Marking the second anniversary of the invasion of Iraq, anti-war activists organized marches and demonstrations in over 500 cities across the country Saturday. The Connecticut chapter of United for Peace and the American Friends Service Committee launched a rally and march in Hartford complete with music and multiple speakers. Fourteen Wesleyan students attended the march, which is estimated to have drawn 1,000 protestors, according to the Hartford Courant.
“The march and rally went well,” said Ben Somberg ’05. “It was refreshing to see hundreds of people in the streets demanding an end to the war in Iraq. It was good to be part of something bigger; hundreds of rallies across the country and across the world that same day, demanding that we bring the troops home.”
Somberg organized a carpool to the rally via emails to the Wesleyan community.
The demonstrators gathered at 11a.m. for a pre-march rally with singers and speeches, followed by a march at noon and a final rally at 1p.m. in Barnard Park. As the march proceeded down Park Street, people yelled from windows and cars honked their horns in support, though some reacted less positively to the demonstrators’ tactics.
“Instead of marching through the capital or business districts, which house those institutions responsible for this war, the organizers planned a march route through several impoverished Black and Puerto Rican neighborhoods,” said Brian Brotman ’07. “The organizers continuously referred to their neighborhoods as ‘key minority and disenfranchised communities.’”
According to Brotman, the organizers seemed to be using the communities as political tools, even though the communities were not actively involved in planning the demonstration.
“The crowd kept chanting ‘our streets,’ which is typically a confrontational chant used to signify reclaiming streets from business elites or police,” Brotman said. “Instead, the marchers chanting ‘our streets’ were, although probably unintentionally, confronting the same communities most devastated by this racist war.”
To remember the Americans and Iraqis killed in the war, a group of marchers carried coffins through the city in a mock memorial ceremony. Speakers included delegates from a variety of groups, including Veterans for Peace, Latinos Contra La Guerra, the Green Party and the Campus Antiwar Network.
“One who caught my attentio—Milly Guzman-Young, who founded Latinos Contra La Guerra in the Hartford area,” Somberg said. “[She] spoke about the counter-recruitment work they are doing in Hartford schools.”

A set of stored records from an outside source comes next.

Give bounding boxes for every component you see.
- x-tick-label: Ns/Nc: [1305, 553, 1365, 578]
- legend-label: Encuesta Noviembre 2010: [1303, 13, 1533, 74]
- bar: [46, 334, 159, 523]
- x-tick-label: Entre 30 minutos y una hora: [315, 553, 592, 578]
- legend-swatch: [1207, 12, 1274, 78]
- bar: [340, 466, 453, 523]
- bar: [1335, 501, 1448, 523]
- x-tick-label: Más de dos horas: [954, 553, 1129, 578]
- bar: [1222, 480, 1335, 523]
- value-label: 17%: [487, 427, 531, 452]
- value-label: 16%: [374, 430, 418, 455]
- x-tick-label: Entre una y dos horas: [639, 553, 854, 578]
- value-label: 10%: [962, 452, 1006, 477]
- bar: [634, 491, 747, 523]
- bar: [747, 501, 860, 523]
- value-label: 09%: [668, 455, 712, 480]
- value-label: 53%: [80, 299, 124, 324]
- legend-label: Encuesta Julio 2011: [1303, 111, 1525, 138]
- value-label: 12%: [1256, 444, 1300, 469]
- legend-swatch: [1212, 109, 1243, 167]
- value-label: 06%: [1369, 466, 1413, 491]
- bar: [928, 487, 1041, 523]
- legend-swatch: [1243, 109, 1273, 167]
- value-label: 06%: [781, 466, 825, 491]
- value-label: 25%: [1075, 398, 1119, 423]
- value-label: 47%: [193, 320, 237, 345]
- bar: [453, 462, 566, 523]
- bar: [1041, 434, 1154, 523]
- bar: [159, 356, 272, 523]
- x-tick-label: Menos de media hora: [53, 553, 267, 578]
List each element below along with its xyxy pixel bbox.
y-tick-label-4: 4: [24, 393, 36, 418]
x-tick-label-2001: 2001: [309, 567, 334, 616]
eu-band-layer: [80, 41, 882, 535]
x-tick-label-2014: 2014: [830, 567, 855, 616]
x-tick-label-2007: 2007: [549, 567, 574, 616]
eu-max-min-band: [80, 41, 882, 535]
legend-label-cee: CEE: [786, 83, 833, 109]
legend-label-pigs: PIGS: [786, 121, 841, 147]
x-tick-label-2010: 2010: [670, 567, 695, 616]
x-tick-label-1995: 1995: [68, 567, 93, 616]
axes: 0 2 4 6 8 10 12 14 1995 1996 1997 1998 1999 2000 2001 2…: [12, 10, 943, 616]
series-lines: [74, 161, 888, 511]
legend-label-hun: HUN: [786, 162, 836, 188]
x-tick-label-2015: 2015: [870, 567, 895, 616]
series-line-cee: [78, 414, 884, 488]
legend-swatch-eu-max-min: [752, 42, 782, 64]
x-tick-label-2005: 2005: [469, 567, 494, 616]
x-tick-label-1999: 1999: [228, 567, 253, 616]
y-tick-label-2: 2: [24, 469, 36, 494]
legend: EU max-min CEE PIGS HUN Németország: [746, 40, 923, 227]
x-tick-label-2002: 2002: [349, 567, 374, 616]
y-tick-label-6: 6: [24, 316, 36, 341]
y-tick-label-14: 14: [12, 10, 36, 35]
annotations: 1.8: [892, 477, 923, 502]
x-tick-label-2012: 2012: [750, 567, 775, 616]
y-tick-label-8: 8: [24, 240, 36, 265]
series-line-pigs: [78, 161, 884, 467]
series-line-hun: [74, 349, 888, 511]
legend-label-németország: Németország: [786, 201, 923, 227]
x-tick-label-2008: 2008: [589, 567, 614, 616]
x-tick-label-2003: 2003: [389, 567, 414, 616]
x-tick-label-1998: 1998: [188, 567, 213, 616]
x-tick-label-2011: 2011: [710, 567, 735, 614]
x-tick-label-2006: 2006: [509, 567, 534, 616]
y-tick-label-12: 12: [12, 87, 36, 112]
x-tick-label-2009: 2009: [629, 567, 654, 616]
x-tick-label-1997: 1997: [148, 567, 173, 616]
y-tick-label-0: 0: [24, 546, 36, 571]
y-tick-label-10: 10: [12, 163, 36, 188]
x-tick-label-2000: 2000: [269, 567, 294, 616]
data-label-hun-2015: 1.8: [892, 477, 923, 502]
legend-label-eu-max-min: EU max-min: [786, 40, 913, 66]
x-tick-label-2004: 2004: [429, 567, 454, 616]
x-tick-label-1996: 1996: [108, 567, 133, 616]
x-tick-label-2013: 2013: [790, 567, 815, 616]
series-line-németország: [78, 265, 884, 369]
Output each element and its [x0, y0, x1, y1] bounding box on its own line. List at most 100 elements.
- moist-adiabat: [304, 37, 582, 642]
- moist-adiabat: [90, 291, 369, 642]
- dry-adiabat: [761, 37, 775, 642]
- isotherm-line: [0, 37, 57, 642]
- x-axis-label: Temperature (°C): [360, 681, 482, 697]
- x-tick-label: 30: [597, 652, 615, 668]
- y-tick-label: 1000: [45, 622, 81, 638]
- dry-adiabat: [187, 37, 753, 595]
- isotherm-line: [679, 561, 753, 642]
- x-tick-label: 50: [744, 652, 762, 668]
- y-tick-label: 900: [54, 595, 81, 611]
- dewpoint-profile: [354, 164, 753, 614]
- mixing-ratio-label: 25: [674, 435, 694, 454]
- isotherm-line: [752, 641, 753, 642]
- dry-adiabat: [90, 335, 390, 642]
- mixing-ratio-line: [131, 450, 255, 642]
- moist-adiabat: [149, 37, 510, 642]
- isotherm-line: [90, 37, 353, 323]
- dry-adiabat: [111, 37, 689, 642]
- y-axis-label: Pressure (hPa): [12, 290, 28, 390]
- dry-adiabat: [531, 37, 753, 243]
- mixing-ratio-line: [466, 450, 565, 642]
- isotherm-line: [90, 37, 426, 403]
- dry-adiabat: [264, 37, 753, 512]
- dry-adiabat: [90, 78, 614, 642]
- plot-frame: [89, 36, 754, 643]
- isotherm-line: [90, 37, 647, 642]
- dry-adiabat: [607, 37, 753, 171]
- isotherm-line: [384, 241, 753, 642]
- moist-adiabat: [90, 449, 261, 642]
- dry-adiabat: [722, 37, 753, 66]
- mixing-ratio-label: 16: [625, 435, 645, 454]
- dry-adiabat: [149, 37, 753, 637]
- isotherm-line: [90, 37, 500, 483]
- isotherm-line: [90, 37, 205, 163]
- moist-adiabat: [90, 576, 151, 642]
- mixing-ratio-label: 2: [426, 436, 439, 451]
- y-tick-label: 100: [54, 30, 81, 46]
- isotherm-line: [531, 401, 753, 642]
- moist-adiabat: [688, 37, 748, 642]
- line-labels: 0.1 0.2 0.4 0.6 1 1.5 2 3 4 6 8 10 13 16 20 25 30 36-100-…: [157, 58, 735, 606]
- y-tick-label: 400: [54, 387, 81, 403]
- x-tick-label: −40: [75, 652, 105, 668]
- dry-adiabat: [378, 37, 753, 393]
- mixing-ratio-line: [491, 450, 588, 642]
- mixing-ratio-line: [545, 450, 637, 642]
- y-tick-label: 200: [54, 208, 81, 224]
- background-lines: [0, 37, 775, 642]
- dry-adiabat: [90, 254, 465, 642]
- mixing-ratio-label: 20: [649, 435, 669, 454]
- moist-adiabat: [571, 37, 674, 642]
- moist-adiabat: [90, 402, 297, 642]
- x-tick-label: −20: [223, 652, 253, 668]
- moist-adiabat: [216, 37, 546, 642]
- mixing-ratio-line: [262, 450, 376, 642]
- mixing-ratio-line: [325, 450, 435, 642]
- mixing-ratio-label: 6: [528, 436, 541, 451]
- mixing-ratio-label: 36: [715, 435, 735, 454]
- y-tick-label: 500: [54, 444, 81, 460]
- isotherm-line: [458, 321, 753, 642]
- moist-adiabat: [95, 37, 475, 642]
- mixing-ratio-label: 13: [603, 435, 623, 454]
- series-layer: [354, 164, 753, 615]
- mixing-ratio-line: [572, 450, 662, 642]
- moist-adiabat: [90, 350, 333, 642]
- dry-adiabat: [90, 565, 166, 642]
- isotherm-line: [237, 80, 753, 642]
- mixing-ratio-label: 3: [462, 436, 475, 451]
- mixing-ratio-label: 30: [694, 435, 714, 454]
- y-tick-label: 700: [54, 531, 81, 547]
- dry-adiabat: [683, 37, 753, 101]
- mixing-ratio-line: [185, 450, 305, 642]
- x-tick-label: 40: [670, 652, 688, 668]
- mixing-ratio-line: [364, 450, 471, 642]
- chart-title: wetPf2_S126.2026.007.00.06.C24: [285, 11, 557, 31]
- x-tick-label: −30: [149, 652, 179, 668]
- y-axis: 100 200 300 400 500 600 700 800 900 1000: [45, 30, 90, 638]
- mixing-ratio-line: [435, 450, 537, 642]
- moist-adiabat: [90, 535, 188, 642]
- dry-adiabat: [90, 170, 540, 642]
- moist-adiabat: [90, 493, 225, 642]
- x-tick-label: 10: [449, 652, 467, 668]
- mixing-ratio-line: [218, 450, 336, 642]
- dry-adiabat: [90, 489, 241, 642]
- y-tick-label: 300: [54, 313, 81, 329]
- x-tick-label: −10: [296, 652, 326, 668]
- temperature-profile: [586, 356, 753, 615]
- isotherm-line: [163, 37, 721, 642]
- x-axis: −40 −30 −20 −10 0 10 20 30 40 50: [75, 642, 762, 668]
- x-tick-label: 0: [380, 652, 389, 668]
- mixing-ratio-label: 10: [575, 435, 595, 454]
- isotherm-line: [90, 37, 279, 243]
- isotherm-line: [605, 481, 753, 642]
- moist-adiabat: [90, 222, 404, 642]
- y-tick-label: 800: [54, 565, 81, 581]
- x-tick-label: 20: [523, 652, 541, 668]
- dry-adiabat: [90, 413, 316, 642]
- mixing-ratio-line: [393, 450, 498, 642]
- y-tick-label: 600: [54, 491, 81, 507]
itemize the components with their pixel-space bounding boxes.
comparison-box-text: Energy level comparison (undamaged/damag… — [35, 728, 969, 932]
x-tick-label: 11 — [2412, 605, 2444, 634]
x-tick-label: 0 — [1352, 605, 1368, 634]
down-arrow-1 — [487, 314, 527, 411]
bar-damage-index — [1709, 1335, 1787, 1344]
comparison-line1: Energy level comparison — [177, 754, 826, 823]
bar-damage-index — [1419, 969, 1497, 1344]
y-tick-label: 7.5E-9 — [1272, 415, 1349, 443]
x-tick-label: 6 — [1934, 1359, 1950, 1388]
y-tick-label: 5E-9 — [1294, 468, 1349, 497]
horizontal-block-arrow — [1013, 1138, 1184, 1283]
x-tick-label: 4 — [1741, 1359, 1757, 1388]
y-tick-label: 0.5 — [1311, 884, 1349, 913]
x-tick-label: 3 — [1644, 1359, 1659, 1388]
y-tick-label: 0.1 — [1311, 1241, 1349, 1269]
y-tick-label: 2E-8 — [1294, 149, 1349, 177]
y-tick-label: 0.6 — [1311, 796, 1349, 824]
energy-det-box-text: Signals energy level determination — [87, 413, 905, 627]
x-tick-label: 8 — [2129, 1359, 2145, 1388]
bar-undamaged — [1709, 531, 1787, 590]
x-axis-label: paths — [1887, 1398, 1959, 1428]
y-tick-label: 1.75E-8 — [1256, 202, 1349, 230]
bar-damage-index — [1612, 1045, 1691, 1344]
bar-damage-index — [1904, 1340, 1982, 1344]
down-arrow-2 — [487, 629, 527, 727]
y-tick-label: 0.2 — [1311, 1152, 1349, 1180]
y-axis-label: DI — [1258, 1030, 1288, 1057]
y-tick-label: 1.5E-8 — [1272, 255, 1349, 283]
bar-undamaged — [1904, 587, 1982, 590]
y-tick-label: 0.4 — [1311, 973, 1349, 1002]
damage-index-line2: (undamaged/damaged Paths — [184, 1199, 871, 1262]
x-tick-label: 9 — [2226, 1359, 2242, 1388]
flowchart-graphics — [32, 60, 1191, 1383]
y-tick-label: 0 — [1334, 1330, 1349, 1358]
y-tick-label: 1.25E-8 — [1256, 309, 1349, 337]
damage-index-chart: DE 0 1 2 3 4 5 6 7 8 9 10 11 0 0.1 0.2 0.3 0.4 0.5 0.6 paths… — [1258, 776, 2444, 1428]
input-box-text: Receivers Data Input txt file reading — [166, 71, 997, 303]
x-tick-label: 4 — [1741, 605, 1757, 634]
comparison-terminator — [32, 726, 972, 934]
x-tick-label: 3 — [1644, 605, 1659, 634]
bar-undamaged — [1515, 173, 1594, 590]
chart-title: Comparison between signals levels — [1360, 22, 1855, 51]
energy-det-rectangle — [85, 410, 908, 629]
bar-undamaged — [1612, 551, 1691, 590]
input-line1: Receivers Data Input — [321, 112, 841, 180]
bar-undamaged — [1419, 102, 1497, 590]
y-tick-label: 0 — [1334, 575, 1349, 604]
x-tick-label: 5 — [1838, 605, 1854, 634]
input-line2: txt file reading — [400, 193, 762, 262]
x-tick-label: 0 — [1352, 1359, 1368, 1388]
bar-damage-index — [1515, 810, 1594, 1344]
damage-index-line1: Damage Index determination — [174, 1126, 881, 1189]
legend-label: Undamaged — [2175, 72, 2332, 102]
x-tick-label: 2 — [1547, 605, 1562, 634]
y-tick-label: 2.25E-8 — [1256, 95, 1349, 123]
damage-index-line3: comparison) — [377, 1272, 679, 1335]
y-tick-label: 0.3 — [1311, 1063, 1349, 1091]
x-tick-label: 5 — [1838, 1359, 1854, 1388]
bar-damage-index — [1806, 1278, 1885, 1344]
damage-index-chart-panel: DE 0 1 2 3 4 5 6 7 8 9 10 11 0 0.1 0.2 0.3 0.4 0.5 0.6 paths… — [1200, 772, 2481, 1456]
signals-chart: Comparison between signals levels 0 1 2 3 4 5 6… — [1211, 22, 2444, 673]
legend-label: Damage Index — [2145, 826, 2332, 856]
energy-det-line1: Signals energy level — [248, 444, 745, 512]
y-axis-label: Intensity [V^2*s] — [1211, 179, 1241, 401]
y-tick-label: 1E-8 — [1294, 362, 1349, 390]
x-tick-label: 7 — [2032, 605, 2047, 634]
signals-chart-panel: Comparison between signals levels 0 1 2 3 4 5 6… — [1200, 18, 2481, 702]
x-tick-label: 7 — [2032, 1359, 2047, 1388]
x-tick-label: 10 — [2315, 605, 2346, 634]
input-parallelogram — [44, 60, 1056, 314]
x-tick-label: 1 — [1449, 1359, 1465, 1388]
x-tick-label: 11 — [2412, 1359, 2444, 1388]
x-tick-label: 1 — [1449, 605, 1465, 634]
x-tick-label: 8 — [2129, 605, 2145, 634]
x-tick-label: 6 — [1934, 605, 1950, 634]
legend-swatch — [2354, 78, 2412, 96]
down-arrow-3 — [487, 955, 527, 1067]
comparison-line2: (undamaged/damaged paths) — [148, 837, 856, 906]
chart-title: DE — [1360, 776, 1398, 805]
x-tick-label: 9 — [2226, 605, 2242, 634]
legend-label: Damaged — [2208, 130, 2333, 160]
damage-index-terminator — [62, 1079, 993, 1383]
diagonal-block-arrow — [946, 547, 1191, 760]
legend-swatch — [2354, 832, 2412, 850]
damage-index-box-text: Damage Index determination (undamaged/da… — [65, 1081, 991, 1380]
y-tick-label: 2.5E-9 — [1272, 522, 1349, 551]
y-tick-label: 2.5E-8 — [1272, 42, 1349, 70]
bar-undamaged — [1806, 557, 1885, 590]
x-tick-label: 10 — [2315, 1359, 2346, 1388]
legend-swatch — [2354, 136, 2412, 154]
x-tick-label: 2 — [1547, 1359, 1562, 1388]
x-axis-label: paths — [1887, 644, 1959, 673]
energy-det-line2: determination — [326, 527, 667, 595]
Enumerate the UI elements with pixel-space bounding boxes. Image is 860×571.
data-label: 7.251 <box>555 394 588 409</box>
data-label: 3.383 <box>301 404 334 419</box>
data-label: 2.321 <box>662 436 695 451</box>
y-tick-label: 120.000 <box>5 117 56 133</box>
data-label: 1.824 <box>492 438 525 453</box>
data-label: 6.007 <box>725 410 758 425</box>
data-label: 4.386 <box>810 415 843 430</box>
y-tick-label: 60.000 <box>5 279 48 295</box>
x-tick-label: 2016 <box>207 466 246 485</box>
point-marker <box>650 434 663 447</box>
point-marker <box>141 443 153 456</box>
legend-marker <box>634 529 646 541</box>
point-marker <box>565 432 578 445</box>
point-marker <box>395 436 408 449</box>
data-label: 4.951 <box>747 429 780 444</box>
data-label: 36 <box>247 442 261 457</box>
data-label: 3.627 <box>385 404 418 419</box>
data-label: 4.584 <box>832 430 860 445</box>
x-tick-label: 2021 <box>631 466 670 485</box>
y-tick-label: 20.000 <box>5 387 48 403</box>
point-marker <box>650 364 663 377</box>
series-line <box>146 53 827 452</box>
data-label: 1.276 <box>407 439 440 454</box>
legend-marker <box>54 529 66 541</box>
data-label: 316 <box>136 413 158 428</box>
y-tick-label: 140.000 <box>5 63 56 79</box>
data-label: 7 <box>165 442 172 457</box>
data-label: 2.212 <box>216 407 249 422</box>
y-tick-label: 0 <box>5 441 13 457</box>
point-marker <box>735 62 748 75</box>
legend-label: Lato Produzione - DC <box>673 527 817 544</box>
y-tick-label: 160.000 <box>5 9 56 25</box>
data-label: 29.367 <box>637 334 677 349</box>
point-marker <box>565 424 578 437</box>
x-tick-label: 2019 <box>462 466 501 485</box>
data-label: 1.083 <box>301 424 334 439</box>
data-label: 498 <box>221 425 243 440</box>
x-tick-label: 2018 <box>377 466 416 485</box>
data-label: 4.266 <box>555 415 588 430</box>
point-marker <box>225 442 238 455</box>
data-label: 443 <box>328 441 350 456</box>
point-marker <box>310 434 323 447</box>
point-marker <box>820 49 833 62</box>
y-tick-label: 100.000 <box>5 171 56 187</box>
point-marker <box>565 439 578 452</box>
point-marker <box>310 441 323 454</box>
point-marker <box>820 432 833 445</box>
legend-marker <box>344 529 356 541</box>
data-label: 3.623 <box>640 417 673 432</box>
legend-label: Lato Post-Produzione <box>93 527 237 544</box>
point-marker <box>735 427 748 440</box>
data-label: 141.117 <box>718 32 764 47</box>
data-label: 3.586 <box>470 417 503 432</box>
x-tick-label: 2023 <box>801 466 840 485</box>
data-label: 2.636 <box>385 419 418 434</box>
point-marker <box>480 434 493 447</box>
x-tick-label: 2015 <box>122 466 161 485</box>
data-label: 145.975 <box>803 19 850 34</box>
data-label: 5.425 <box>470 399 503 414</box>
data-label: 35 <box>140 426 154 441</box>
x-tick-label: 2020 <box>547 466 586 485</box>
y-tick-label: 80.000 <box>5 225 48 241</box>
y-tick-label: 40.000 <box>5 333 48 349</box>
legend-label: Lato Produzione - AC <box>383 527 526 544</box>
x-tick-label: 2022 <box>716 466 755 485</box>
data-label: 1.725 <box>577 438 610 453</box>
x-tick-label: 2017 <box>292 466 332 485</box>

Latinos Contra La Guerra are one of many groups who are confronting the war by trying to impede the army’s recruiting efforts. These efforts have gained momentum throughout the U.S. in the last several months.
According to Somberg, many of the speakers connected the war to local issues, criticizing how much the United States spending on the war at a time when so much of Connecticut is struggling economically.